Investors have few options. The proposal put forward by Wellington is to list the fund on the National Stock Exchange. This means that instead of redeeming their units for cash, investors will have to sell them on-market.

But as the number of sellers will likely heavily outweigh buyers, and with unitholders' dwindling trust in Wellington, the price at which PIF units trade is virtually guaranteed to be below the $0.45 value quoted in the documentation sent to investors.

If buyers have been scared off after experiencing Wellington's bullying tactics designed to lock itself in as manager, the market price could easily wallow under the somewhat rubbery $0.14 per unit investors are told they could receive on liquidation.

Wellington has some legitimate reasons for seeking changes to the funds constitution to effect the fund's listing on the NSX. To emerge as a listed vehicle, the whole structure of the fund would need to be overhauled to work properly.

In particular, the fund would need to become close ended, which means units would no longer be issued or redeemed. Rather, units would be purchased or sold on-market, and the price struck would be based on supply and demand rather the net asset value of the unit.

Unfortunately for the proposed new model, demand seems to be in short supply.

In addition, the existing constitution proclaims that the manager is entitled to any surplus income after unitholders have been paid. This clearly does not sit well with Wellington Capital, which has proposed a more traditional asset-based fee. The fee is steep and would provide greater certainty for Wellington. The benefit of this proposed change to investors is not entirely clear.

The most abominable, oppressive element of the Wellington proposal is that in addition to proposing changes necessary to ensure the NSX listing works, they have attempted to slip in a few clauses for their own benefit. In particular, in the event that Wellington was removed as manager -- even for poor performance -- it would be entitled to a massive termination payment, currently about $8 million.

It would be difficult to turf out Wellington anyway, as a separate proposed change to the way the fund's meetings are structured will effectively entrench Wellington as manager until there is nothing left to gouge.

One hopes that investors finally declare they will not be treated as fee-generating fodder any more. Although an orderly sell-off of assets and winding up of the fund is the simplest and most certain of available options, some investors may wish to take the risk of monetising additional value through an NSX listing.

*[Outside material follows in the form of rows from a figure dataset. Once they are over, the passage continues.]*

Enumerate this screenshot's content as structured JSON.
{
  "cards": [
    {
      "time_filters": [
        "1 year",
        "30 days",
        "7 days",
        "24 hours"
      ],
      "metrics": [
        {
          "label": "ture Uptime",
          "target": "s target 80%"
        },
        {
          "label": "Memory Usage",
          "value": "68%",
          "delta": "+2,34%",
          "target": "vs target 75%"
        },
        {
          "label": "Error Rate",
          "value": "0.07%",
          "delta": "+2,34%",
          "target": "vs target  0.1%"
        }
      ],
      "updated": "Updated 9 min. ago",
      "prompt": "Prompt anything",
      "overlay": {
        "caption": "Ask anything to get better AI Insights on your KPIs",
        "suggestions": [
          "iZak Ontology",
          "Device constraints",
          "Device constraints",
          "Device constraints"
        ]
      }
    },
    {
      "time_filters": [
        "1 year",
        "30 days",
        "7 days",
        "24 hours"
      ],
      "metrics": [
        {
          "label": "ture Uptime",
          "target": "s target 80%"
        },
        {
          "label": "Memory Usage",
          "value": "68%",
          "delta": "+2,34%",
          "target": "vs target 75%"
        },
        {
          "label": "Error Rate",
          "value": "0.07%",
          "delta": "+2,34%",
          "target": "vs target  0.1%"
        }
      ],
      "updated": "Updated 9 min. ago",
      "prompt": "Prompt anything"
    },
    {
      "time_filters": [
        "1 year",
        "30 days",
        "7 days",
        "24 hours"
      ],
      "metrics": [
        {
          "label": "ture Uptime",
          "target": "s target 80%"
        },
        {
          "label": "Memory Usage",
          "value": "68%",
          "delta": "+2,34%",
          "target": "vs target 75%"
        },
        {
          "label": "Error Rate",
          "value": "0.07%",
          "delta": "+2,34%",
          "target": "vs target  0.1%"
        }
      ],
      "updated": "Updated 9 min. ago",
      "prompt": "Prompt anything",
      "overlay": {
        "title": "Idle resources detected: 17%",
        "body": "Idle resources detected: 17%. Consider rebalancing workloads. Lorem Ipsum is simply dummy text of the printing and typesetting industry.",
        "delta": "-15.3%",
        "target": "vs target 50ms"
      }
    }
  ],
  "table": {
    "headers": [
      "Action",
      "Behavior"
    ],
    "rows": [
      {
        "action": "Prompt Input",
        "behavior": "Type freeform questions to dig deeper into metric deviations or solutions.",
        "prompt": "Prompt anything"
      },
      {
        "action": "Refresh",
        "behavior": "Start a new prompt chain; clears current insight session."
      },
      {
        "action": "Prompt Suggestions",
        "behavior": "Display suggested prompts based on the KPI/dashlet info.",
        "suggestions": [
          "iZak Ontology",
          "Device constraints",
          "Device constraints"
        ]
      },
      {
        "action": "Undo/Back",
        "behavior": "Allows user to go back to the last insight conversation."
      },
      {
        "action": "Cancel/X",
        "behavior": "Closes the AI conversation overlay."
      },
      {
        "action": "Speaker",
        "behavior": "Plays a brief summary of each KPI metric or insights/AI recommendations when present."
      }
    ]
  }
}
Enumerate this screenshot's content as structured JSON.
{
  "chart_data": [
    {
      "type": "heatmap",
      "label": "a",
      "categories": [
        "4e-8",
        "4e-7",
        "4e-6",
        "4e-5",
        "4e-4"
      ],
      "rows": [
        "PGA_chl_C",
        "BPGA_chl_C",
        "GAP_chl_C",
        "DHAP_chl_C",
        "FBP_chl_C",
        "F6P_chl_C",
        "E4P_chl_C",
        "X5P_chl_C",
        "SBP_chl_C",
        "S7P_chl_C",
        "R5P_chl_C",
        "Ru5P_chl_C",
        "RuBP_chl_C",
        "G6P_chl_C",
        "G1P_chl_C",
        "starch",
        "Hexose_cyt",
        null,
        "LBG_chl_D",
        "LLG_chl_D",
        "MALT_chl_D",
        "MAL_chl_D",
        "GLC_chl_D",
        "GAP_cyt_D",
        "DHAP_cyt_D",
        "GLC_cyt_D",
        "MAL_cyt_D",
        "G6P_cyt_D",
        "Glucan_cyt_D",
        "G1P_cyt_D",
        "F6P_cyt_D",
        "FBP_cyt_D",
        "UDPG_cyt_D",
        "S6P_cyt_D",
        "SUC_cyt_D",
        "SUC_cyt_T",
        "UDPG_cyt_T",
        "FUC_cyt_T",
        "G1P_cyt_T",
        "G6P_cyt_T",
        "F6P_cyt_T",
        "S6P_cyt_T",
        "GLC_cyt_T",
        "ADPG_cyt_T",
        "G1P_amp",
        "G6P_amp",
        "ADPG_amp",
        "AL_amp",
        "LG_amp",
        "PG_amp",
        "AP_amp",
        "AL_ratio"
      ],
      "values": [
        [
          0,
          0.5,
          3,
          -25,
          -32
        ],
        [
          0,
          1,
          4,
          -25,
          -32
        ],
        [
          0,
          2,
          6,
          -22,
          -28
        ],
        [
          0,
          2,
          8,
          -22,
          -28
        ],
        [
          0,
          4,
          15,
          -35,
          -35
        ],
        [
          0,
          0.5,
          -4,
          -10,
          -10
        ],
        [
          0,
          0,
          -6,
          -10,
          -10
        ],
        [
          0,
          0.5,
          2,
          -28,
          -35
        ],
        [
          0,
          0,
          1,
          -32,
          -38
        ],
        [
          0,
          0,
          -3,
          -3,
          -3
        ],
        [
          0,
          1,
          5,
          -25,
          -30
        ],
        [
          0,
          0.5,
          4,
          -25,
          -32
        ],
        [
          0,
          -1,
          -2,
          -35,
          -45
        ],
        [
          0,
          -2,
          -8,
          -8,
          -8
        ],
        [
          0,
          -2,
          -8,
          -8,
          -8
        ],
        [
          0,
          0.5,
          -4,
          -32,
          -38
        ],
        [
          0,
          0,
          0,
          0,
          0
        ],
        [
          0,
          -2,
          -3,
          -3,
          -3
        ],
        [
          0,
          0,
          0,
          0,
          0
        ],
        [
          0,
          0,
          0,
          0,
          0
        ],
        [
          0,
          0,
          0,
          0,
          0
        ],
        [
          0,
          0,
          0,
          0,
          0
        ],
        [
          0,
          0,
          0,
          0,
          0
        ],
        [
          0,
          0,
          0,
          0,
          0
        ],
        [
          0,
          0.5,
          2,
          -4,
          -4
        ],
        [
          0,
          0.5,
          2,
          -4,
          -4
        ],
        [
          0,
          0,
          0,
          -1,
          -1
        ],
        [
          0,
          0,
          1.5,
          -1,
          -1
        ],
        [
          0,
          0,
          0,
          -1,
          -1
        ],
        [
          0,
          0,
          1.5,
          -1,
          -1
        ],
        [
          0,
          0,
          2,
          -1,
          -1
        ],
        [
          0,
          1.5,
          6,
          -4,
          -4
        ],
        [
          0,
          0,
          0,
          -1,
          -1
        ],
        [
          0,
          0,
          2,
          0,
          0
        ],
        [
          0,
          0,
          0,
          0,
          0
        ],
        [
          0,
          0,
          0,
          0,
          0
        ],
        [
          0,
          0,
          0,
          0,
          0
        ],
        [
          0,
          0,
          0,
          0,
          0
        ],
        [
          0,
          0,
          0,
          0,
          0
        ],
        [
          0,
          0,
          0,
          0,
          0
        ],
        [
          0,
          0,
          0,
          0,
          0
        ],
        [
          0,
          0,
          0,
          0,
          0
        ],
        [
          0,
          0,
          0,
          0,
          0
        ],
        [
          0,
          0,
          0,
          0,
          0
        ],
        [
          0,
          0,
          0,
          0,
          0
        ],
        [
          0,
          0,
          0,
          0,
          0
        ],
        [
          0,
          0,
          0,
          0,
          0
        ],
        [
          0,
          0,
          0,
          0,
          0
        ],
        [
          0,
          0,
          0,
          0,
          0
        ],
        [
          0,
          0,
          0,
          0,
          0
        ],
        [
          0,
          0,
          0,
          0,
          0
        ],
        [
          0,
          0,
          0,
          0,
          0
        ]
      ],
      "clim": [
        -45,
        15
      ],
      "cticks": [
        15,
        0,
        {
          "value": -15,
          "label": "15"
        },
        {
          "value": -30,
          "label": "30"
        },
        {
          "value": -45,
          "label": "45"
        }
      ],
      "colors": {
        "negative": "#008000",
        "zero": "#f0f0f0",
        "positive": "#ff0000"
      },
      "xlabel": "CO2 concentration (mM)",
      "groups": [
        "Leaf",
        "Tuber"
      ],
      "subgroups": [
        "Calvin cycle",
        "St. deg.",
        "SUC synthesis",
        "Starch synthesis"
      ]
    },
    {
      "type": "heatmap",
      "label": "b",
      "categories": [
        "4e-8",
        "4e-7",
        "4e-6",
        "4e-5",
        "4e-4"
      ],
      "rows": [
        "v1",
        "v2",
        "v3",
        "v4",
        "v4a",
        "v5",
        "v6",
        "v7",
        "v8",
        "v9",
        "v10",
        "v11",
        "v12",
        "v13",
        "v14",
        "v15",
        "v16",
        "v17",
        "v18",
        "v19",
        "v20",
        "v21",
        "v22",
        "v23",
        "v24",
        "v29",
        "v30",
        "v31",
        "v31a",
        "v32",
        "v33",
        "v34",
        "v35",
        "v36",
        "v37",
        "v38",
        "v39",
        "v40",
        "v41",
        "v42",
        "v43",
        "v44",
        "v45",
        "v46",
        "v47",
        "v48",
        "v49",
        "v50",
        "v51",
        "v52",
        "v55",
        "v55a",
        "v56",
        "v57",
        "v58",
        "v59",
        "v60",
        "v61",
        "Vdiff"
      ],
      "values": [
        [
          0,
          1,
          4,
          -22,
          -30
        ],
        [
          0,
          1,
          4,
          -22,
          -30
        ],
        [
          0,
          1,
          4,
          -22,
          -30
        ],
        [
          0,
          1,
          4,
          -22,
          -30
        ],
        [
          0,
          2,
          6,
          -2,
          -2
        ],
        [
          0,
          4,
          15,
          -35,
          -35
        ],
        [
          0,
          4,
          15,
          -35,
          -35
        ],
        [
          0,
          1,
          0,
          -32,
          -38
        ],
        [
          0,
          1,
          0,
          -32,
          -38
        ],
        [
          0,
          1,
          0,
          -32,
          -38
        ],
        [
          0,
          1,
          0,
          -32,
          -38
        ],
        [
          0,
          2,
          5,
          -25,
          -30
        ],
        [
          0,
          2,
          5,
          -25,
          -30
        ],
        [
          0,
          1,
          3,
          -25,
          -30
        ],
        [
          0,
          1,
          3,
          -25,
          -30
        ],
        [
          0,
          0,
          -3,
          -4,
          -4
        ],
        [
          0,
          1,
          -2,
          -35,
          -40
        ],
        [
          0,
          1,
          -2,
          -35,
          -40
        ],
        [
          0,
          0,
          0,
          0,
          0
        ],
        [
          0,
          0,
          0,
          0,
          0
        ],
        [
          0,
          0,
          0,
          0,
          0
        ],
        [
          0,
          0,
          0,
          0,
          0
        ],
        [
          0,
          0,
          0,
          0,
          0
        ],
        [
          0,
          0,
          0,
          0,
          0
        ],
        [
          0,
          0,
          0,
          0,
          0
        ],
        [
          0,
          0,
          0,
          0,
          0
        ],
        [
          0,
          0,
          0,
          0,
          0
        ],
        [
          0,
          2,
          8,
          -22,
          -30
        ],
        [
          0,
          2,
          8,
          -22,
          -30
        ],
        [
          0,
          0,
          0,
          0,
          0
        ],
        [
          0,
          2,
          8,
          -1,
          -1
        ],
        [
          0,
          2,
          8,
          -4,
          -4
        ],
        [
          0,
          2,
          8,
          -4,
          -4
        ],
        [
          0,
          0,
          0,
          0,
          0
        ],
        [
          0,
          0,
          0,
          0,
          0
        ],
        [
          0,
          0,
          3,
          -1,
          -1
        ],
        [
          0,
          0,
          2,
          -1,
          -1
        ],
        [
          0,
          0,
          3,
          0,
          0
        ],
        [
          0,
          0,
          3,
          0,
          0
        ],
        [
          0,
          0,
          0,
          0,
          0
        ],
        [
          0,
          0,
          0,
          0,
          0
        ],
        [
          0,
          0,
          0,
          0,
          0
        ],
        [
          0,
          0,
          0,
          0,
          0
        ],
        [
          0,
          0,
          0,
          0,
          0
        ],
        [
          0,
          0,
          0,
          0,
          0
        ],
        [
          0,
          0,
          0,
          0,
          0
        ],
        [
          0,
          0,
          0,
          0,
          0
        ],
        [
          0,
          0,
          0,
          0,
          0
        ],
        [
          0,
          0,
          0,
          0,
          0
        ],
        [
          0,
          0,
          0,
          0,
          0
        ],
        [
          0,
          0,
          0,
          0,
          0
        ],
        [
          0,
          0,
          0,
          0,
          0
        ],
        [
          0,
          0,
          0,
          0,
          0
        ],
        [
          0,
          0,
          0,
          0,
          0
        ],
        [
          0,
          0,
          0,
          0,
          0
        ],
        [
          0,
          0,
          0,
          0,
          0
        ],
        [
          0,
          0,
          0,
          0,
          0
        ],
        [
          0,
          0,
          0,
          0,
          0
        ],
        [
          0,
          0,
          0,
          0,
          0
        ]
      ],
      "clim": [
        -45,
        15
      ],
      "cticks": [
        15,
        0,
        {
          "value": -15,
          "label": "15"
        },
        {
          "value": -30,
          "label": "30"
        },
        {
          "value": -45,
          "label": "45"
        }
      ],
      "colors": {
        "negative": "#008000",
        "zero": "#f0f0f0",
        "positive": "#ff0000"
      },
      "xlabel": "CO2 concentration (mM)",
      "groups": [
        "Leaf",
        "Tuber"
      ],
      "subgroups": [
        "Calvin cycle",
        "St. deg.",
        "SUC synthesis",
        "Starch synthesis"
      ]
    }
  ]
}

If that is the case, they should propose alternative changes to the constitution (without the clauses that only benefit the Wellington mob), either before or after voting down the current scheme.

Stuart Wilson is CEO of the Australian Shareholders Association

---------------end of article-------------------
 
Today's Financial Review:

Octaviar creditors opt for administration

Wednesday, 10 September 2008 | The Australian Financial Review | Lisa Allen

Gold Coast financial services company Octaviar was on the brink of collapse last night after its major creditors, owed about $1 billion, finally agreed to appoint a voluntary administrator.
 
does this mean its curtains...

shareholders lose everything??

this will get drawn out for some time i would have thought
 
if only it had gone head up before 30 June - i could have used the losses ..... instead it has been in a trading halt for over six months, so as well as being worth nothing, people havent even been able to use the losses against the very few gains that were made in the 30 June 08 financial year.
 
We can only hope that it is finalised by the end of next financial year...not that I am confident of any gains to offset my OCV losses.
Too late for me for the last financial year...have to disclose some modest gains...very modest!